Diana longs to prove herself to her legendary warrior sisters. But when the opportunity finally comes, she throws away her chance at glory and breaks Amazon law—risking exile—to save a mere mortal. Even worse, Alia Keralis is no ordinary girl and with this single brave act, Diana may have doomed the world.
Alia just wanted to escape her overprotective brother with a semester at sea. She doesn’t know she is being hunted. When a bomb detonates aboard her ship, Alia is rescued by a mysterious girl of extraordinary strength and forced to confront a horrible truth: Alia is a Warbringer—a direct descendant of the infamous Helen of Troy, fated to bring about an age of bloodshed and misery.
Together, Diana and Alia will face an army of enemies—mortal and divine—determined to either destroy or possess the Warbringer. If they have any hope of saving both their worlds, they will have to stand side by side against the tide of war.
- This book is kick-ass. It’s funny, and self-aware and plays tribute to the Wonder Woman mythology without being tied down by it.
- Leigh Bardugo is a FAB writer, her talent shines through in this book.

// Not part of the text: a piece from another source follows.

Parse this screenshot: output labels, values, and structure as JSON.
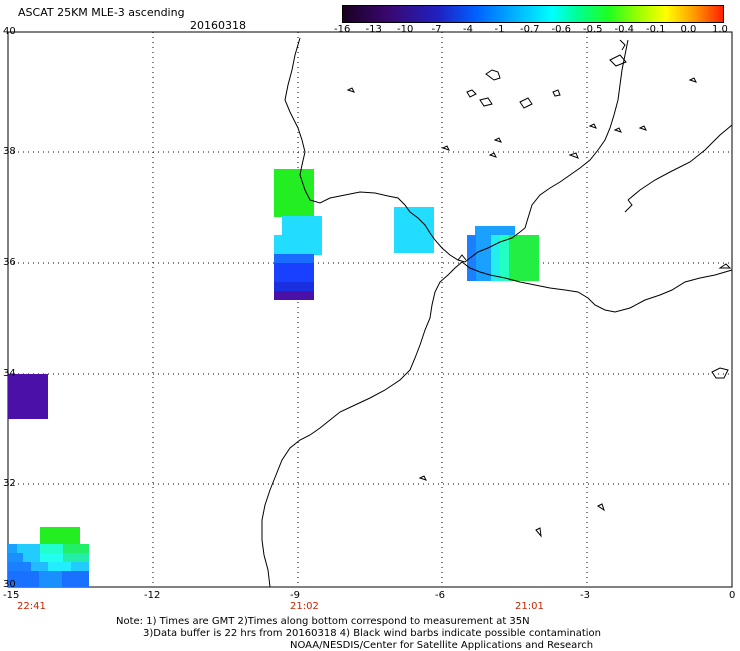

- The first 100 pages were a little slow to start, but after that I was hooked, completely and utterly. I’ve also heard comments that the plot is really similar to the film, but other than one joke (which is a pretty standard WW one), I didn’t see that.
- I thought the plot was compelling and intriguing, and I did not see the plot twist coming. I’m also DESPERATE to find out more about the shadow-y evil guys–a sequel is coming, right?
- The friendships are what made this book special, IMO. I utterly adored Nim, and Alia and Diana’s growing trust with each other was lovely to see.
- Although Diana is very much at the centre in this story, Alia is what anchors it. I adored her characters–she was whip smart, unsure of herself, courageous and a really good liar.
- YAY for diversity. Nim was Indian and gay, Alia and Jason were Greek and African-American, and Theo was Brazilian.
- Basically, this book was a fabulous superhero origin story. Leigh Bardugo expertly weaved a new path for Diana, whilst simultaneously paying homage to her mythic origins. The focus on female friendship was perfect, and I NEED MORE. Also, I’ll definitely be picking up the other books in the DC Icons series. (Although, Diana is the best is a hill I will die on!)